Nina David set up a booth selling lockets for the first time Saturday, though she had attended the festival for three years prior. Her daughter Lindsay Whitmer's aroma booth stood next to hers, and David said Whitmer was busier this year than in years past.
"She hasn't stopped," David said. "You wouldn't think the economy is that bad."
Maybe the best of the day went to the dogs a few booths down where people petted and played with barking puppies and dogs up for adoption from the Society for the Prevention of Cruelty to Animals.
President of SPCA of Livingston Parish Terri Dunlap said the organization has set up pet adoptions for six years at the Fall Festival. She said 700 to 800 animals are adopted annually from the SPCA, and usually about 10 dogs are adopted at the Fall Festival.
Sassy, a dog adopted from the SPCA a month ago, participated in the SPCA Bow Wow Ween Howl-O-Ween Canine Costume Contest on Saturday morning, Dunlap said.
Dressed as a punk rocker, complete with a pink Mohawk, Sassy placed second in the Pet Parent section of the costume contest.

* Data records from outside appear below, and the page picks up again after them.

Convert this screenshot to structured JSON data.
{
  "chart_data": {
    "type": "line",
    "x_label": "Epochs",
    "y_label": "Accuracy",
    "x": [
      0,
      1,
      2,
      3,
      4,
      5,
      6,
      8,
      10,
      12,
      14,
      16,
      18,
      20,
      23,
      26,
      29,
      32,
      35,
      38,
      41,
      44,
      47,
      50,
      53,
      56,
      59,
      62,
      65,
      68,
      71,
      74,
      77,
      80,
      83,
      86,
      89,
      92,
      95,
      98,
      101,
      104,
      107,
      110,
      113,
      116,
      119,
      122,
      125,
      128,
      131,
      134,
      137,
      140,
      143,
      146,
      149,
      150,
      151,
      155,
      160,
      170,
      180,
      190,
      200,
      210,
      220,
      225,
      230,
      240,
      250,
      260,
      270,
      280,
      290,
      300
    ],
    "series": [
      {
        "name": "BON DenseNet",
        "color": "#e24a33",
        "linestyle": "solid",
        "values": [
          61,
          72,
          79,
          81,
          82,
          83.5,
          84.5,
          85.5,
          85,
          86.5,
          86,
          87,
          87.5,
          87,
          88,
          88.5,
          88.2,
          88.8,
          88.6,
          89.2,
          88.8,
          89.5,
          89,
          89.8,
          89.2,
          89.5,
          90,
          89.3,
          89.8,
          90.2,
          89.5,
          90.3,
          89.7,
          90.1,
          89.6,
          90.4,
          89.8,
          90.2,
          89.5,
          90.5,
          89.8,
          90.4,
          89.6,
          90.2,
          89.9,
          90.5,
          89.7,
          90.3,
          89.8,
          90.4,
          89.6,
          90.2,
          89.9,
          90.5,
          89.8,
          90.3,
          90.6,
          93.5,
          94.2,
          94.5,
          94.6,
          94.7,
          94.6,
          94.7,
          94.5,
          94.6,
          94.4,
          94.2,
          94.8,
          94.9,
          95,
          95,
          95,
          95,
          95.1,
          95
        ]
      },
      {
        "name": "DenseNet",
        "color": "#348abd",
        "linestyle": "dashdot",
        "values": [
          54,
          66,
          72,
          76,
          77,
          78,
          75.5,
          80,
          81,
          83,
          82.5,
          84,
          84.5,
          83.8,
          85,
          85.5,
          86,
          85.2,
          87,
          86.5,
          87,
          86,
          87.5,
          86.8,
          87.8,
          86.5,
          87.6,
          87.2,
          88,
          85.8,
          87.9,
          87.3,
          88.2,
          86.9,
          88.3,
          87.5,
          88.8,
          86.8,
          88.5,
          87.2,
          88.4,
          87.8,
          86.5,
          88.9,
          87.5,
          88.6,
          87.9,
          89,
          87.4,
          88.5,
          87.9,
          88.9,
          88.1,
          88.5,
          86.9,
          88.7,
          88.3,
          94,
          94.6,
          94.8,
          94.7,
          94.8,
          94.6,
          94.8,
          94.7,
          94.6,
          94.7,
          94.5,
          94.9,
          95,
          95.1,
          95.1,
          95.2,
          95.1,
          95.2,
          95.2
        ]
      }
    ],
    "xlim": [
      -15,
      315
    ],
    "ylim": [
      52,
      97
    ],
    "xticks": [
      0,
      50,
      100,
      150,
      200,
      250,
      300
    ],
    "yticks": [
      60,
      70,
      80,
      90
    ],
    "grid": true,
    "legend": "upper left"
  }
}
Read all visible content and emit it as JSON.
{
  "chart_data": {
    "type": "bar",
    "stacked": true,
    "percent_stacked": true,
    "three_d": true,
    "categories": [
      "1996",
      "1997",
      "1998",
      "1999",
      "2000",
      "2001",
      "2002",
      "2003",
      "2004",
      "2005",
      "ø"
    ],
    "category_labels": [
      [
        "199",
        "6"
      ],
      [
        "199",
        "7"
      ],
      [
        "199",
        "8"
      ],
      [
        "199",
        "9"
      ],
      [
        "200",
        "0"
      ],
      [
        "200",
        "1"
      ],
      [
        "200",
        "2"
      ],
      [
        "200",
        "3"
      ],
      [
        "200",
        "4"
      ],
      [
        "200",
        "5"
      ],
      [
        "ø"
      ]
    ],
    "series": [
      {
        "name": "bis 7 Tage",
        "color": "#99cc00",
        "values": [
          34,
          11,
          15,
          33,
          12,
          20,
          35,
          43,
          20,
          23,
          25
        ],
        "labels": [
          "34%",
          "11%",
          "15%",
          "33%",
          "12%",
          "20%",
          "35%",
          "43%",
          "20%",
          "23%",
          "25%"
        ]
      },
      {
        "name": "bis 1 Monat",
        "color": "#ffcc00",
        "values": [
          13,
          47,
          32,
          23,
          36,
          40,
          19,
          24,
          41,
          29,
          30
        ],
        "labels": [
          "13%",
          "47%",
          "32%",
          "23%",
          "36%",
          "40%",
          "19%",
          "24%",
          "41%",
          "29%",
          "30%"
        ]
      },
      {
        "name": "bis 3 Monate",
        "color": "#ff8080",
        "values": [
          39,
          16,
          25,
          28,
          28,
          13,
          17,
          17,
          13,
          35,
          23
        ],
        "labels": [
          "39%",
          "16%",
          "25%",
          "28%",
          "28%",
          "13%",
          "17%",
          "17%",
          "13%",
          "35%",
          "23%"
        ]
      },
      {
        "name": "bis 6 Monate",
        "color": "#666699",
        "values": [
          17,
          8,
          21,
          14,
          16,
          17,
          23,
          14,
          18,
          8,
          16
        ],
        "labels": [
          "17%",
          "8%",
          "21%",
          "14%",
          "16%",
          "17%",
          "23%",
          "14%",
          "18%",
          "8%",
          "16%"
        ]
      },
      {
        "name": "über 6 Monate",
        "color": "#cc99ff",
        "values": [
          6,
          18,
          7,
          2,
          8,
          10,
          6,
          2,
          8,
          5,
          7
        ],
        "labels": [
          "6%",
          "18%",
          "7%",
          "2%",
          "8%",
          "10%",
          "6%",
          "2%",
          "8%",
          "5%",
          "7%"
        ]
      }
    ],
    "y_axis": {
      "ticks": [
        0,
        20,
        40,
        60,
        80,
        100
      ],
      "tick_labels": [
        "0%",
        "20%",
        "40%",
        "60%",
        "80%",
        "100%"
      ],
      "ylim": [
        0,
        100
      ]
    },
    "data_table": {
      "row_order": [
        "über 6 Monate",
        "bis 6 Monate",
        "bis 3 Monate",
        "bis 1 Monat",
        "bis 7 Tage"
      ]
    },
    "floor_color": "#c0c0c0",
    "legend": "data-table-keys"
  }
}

Orphan, another dog that's been adopted, though not through the SPCA, took a ribbon. She won second place in the Glitz and Glamour section of the contest. Orphan wore a red tutu and horns, dressed as "Doggie Wears Prada," owner Krystyn Alwood said.
"She just showed up to our house one day," Alwood said. "It's just sad how people just drop off their pets with no care in the world."
They were among a dozen dogs that strutted across the stage, tails wagging under costumes as songs like "Who Let the Dogs Out?" boomed out of speakers.
The crowd cheered and laughed as some canines pulled at their leashes, trying to meet new friends.